Diageo — Cheers to you and yours!
People drink for many reasons, whether it be to celebrate good news or just to relax with friends. Whatever the reason, the array of brands that are offered by Diageo are used to celebrate every day and everywhere.
Diageo, which trades on both the New York and London Stock Exchange, is a UK-based global beverages giant, marketing premium liquor brands such as Johnnie Walker, Baileys, Guinness, Smirnoff and not least of which the famous Jamaican lager, Red Stripe. The brands carried by this company include seventeen of the top 100 premium distilled spirits. The Company’s beer and wine brands account for twenty one percent and six per cent respectively of their net sales.

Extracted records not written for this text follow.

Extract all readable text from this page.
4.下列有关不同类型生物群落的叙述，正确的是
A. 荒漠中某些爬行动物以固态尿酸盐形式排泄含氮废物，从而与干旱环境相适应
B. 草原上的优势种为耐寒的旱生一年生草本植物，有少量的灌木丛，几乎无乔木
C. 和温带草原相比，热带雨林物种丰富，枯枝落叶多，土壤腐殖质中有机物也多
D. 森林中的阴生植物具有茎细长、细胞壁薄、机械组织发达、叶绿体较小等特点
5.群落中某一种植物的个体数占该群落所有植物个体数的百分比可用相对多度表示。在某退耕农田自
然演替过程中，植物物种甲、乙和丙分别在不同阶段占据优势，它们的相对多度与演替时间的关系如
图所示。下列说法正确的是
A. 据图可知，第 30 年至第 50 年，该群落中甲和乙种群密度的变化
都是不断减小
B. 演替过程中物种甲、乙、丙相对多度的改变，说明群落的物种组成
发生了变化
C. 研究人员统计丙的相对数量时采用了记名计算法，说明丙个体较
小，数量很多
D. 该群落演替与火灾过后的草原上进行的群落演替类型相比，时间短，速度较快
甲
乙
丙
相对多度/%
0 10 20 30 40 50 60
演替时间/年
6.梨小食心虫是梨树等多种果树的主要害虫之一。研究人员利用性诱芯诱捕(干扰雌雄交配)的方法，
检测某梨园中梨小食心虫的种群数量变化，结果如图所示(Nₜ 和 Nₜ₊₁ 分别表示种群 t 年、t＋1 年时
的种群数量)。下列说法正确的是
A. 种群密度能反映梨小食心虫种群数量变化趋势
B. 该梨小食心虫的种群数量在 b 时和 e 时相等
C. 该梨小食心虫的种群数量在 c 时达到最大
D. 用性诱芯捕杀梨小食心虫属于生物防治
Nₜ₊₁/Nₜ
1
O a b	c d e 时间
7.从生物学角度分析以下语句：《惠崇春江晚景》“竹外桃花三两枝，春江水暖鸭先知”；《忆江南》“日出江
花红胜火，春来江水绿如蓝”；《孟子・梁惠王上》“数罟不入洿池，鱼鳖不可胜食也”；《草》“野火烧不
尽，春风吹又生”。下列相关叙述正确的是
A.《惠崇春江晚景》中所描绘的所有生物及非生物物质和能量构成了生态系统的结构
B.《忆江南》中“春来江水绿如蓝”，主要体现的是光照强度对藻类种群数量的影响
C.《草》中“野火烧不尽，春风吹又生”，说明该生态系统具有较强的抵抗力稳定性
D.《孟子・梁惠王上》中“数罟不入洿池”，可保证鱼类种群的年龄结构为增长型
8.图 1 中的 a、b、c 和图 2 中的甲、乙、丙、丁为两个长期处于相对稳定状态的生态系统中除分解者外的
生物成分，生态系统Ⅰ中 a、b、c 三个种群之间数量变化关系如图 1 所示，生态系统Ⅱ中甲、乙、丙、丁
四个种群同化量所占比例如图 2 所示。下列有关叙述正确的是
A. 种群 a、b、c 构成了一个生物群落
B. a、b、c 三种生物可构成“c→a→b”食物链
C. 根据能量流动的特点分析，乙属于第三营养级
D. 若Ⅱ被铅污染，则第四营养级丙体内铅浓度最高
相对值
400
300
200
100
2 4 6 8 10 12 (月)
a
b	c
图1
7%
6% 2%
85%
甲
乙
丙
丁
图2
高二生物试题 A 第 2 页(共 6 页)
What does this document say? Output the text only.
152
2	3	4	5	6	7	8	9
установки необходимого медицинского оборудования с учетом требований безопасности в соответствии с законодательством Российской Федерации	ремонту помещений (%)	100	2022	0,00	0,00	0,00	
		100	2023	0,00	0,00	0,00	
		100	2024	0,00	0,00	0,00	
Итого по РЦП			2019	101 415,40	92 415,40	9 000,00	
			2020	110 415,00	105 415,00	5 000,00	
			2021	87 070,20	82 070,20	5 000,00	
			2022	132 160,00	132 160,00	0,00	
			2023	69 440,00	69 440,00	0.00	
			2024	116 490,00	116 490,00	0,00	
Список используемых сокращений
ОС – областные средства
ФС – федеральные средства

Several of their brands are the number one in the world, with brands like Johnnie Walker, Guinness and Baileys just to name a few.
The company reported a five per cent growth in net sales for the nine months ending March 2013, including a four per cent gain in net sales in the first three months of 2013. Emerging markets saw especially robust activity, with Latin American and Caribbean sales up 14 per cent and Turkey sales higher by nine per cent. Diageo has effective control (27.4 per cent holdings) of United Spirits in India. The company has seen solid growth in Africa and market share gains in the Asia-Pacific countries during December to March have tempered fears that it was running out of steam in developing markets.
The International Monetary Fund’s (IMF) growth projections expect developing nations and emerging markets to expand 5.3 per cent and 5.7 per cent in 2013 and 2014 respectively. The IMF expects the US economy will rise between 1.1 per cent to 1.9 per cent between 2013 and 2014.
Emerging market sales will be boosted further by the company’s proposed expansion into the Indian market. Diageo is in the process of restructuring and is aiming to increase productivity and reduce costs, which should bode well for its bottom line. Analysts forecast an EPS Compound Annual Growth Rate for Diageo PLC of nine per cent, on average, for the next five years. Analysts also expect the spirits company to hike its dividend payout by about eight per cent this year. Diageo’s year-to-date (YTD) returns have been six per cent with a dividend yield of 2.29 per cent. Over the last five years the return has been 52.59 per cent. The stock has a 52-week high of US$127.51 and is currently trading in the region of US$122.00 to US$123.00.
This company has good succession planning. Ivan Menezes will be the new Chief Executive Officer with effect from July 1 2013 when Paul Walsh who is retiring on June 30, 2014 is due to step down from the Board at the end of September 2013. During the transition process (approximately one year), Paul Walsh will share his knowledge and experience of the business with incoming Ivan Menezes. During Mr Walsh’s 13-year tenure, Diageo has grown into a strong company and brand, and the incumbent is expected to inspire the organization and continue to achieve the company’s objectives.
You may ask, is Diageo a buy? This company has steady and inelastic demand, strong margins and a brand presence that is difficult to duplicate. Diageo has stood its ground with a 25 per cent gain in its stock price in the past year while its competition stumbled.
Ever heard the saying “drink responsibly”? Diageo has developed a web page designed to check your DrinkIQ. They contribute to the military and their families by providing iPads so families can keep in touch. They also make sure that the military men and women are given food and other supplies on a regular basis. This is just one of the many ways they contribute as a good global citizen.
In conclusion, the international consumer staples sector offers opportunities for dividend investors. While the sector’s defensive nature is good for portfolio diversification, its exposure to emerging market growth promises total return potential, including sustained dividend growth in the future. Investors should still be selective in the sector, given that valuations have risen, pricing in the expectations of higher future growth.